Australia’s Charles Zentai was detained in 2009 after Hungary demanded his extradition in the case, but the request was denied by local authorities

Charles Zentai (YouTube screenshot)
Charles Zentai (YouTube screenshot)

A man who was briefly imprisoned in Australia in 2009 in connection with the 1944 murder of a Jewish teenager in Hungary has died at the age of 96.

Charles Zentai was detained as per the Hungarian government’s request for his extradition to answer questions on the killing in Budapest of 18-year-old Peter Balazs. Zentai was freed after Australia denied a request for his extradition.

Balazs was dragged from a tram because he was not wearing the mandatory yellow Star of David. He was beaten to death in an army barracks and his body was dumped in the Danube River. Balazs was living in Budapest under the protection of the Swiss government.

Zentai’s son Ernie Steiner told the media: “My father was an extremely kind and gentle and loving man. He was falsely accused and we were never allowed to produce evidence of his innocence in Australia.”

In 2009, O’Connor determined that Zentai should be surrendered to the Republic of Hungary to face prosecution for a war crimes offense, but Zentai appealed and won. An Australian judge said the government did not have the power to extradite Zentai because the war crimes charge did not exist in Hungary at the time of Balazs’s murder.

The Simon Wiesenthal Center’s chief Nazi hunter, Efraim Zuroff, said from Jerusalem: “The fact that Karoly [Charles] Zentai died a free man without being tried for his crimes is a testament to the complete failure of the Australian government to hold the Nazi war criminals and collaborators who found a refuge in Australia accountable for their role in the implementation of the Nazis’ Final Solution of European Jewry.
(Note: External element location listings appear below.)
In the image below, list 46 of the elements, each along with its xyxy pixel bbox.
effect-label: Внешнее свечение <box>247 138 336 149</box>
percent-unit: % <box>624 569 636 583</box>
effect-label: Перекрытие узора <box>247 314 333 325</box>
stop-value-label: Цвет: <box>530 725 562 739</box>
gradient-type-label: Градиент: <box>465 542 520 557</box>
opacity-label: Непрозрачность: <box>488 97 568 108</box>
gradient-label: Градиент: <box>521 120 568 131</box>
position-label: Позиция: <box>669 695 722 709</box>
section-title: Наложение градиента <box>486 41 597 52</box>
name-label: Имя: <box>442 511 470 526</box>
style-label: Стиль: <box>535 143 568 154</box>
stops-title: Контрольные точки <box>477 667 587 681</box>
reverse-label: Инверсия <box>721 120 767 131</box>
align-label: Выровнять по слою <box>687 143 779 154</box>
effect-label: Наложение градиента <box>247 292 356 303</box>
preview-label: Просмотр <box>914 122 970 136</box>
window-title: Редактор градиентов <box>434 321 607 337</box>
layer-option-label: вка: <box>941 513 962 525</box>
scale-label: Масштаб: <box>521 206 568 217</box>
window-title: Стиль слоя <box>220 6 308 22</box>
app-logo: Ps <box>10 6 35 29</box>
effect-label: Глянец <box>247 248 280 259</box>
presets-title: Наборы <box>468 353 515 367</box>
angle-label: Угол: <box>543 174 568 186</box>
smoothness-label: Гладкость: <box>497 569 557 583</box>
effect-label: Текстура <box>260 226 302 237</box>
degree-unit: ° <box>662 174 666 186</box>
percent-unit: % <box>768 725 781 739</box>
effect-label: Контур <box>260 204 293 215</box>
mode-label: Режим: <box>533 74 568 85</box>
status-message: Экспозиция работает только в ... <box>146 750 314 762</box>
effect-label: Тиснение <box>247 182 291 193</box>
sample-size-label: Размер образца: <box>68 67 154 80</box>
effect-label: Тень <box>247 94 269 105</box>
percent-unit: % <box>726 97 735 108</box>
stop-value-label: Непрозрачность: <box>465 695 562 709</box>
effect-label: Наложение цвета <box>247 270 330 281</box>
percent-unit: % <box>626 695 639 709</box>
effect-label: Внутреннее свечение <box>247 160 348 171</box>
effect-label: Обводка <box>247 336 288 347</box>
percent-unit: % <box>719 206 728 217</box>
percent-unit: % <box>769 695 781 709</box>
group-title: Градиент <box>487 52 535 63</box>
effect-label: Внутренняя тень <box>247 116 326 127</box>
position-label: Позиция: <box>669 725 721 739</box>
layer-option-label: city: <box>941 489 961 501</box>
“While Australia deserves credit for passing a special law to enable prosecution of Holocaust perpetrators living in the country, its judiciary failed to punish any of those brought to trial, and its political leadership closed down the Special Investigations Unit established to investigate these cases long before it should have,” Zuroff said.

A 2006 US government-commissioned report accused Australia of having “an ambivalent” attitude to hunting Nazi war criminals in particular, and a “lack of the requisite political will.” No accused Nazi war criminal has ever been punished in Australia, the council noted.

“The United States, Canada and the United Kingdom all have a far better record than Australia in bringing war criminals to justice, extraditing them and stripping them of citizenship,” its statement read.